MIRI: Sarawak's State Ministry of Environment and Public Health has sounded the red alert following an explosion of dengue cases, with about 10 new hospital admissions in Miri City alone every day.
Five people have died throughout the state already, four of them in Miri City and one in Kuching. The number of infected people has reached the 4,000 mark, with 873 patients in Miri City alone.
The ministry and the State Health and Medical Services Department are especially worried because probes carried out into the dengue outbreak have found aedes mosquito larvae that can survive for days and hatch even in a small droplet of water inside the home.
Assistant State Minister for Environment and Public Health Dr Stephen Rundi on Wednesday announced that state authorities have told all hospitals to be at the highest level of alert.
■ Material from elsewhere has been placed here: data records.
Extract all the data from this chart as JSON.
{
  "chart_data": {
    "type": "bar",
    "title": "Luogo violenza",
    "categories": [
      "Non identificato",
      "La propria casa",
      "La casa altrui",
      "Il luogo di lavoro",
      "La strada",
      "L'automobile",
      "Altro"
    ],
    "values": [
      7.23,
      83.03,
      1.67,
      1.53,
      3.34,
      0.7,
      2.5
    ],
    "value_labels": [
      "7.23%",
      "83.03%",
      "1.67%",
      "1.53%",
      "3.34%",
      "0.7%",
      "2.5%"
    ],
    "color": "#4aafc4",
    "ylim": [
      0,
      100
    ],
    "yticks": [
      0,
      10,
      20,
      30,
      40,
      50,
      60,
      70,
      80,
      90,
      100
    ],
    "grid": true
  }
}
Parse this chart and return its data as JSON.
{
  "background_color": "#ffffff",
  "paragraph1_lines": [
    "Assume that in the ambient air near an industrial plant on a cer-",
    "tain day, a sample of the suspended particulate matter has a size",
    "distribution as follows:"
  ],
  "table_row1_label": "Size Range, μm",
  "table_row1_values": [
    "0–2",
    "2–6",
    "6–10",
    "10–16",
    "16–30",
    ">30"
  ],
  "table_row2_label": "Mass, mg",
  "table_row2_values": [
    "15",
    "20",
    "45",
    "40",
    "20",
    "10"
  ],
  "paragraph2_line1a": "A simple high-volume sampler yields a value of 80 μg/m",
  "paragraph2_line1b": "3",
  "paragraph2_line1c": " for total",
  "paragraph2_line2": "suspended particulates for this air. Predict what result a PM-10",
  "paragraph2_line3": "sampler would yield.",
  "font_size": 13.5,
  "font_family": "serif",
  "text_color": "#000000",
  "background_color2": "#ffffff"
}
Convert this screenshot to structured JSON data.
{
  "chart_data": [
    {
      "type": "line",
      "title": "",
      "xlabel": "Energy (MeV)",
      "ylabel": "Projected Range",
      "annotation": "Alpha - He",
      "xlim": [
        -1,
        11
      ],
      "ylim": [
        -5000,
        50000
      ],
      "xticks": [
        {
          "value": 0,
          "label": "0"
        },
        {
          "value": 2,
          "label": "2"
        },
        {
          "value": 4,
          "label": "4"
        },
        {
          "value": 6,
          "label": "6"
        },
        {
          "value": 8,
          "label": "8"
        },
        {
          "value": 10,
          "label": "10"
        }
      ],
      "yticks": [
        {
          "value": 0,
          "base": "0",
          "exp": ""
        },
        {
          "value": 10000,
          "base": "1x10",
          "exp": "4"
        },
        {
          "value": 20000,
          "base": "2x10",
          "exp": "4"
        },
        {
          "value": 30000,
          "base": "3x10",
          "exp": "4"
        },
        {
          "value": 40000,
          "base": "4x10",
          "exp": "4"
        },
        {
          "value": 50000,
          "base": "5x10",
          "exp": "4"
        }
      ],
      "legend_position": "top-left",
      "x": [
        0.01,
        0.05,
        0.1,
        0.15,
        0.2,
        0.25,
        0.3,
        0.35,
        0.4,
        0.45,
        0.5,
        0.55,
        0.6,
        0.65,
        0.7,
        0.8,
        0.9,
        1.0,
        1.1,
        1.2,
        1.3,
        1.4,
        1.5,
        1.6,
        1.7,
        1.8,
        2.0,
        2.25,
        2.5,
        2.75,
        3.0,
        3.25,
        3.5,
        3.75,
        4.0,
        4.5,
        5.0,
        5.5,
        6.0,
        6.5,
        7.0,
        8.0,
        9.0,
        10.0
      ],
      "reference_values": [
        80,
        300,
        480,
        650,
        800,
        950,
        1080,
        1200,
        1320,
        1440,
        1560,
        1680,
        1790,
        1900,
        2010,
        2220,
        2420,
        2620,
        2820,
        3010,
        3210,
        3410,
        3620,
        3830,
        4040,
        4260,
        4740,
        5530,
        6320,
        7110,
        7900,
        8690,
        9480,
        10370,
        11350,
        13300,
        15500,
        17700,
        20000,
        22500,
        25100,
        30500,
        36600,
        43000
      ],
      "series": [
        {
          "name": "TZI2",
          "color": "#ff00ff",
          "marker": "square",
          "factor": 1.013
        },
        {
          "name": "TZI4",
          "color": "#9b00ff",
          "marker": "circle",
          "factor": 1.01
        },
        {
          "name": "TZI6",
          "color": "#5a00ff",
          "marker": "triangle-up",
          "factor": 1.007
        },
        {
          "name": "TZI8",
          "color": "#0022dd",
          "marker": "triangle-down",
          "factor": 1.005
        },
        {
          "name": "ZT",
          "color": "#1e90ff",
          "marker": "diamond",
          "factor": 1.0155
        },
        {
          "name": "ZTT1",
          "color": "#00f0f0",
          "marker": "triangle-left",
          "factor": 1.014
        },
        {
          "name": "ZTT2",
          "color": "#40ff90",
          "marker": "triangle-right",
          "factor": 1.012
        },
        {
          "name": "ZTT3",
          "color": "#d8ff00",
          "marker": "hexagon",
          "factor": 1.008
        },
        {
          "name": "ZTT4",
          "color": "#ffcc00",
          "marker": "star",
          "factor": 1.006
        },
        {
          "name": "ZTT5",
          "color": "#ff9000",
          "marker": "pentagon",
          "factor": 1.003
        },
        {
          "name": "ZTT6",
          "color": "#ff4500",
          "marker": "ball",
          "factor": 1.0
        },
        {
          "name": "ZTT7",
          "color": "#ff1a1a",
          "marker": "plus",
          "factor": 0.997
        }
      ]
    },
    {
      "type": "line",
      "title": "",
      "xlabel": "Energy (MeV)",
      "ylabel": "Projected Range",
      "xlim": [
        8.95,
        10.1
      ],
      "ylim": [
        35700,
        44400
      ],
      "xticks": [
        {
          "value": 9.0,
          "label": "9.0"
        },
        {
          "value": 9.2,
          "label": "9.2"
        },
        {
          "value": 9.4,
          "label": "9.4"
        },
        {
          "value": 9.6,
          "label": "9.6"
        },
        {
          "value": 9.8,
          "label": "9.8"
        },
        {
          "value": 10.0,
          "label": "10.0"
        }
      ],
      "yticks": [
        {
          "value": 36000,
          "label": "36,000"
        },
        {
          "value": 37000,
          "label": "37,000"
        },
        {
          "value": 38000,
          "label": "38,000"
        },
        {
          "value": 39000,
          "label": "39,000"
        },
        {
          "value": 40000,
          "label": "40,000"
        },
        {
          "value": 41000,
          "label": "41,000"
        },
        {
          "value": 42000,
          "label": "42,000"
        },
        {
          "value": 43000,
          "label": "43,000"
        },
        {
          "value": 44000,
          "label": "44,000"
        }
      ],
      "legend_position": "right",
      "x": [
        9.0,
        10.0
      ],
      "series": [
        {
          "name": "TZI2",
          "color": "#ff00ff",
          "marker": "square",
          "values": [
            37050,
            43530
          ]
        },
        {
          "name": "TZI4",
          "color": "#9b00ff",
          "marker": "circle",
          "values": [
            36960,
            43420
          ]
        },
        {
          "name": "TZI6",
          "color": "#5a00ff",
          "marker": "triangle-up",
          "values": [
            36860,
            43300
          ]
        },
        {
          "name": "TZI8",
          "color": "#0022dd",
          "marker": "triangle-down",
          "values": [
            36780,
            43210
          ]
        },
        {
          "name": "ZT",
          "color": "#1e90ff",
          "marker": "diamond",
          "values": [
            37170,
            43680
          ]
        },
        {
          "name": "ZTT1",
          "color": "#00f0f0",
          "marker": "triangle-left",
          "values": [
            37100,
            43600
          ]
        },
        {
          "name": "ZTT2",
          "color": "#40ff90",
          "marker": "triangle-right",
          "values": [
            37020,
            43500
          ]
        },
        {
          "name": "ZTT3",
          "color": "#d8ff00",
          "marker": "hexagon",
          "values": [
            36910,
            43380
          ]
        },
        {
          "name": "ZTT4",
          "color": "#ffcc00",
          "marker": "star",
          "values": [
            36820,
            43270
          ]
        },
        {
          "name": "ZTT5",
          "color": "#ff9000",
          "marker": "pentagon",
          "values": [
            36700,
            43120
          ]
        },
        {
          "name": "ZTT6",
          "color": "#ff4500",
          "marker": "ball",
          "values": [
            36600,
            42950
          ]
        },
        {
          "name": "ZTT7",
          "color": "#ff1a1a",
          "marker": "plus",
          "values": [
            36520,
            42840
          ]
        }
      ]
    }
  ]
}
“This is becoming a big problem for the state because the number of people infected has shot up by three times compared with the same period last year.
“We have mobilised all available resources of the health department, the city and district councils, hospital authorities and residential committees to halt the spread.
“We must stop the number of fatalities and bring down the rate of infection. Every day in Miri, eight to 10 new patients are being admitted into the hospital for dengue.
“We are very worried because the wet season is just starting,” he told a press conference here.
On Wednesday, Dr Rundi held a meeting with Miri Mayor Lawrence Lai, State Health and Medical Services Department deputy director Dr Faizul Mansor, Miri Hospital director Dr Uma Devi, local councillors and other agencies to discuss the latest situation on the outbreak.
The latest dengue fatality happened two days ago here in a sprawling squatter colony in Pujut.
Dr Rundi said initial probes carried out by his ministry into the outbreak have uncovered some alarming findings.
* AEDES mosquitoes are more difficult to kill compared with before because their larvae have become very hardy and resistent, and can survive for days in very tiny droplet of water and hatch into adult mosquitoes;
* UP-MARKET residential areas have become major breeding grounds because rich folk in Miri do not allow their premises to be “dirtied” by fogging;
* SQUATTER colonies have become even dirtier and are also major breeding grounds for aedes carriers; and
* THE public in general continues to remain indifferent to all efforts to stop the outbreak.
Dr Rundi said the Miri City Council has initiated even more aggressive measures to stop the outbreak and has formed “search and destroy squads” to detect and kill aedes mosquitoes and larvae.
“The city and district councils have been given authorisation to enter every house, including those belonging to the rich and famous, to search for mosquitoes.
“Anyone found with mosquito breeding grounds would be issued a compound of RM500,” he said.
Dr Faizul said previously, it was only the squatter colonies that were breeding grounds for mosquitoes, but now, even the cities’ and towns’ centres and up-market housing estates have become dengue hotspots.
Mayor Lai has ordered intense fogging to be carried out simultaneously throughout Miri City, which has a population of 300,000, to be repeated every three days.
Dr Uma said the Miri Hospital has run out of space for dengue patients due to the surge in new admissions daily, adding that additional wards have to be found soon.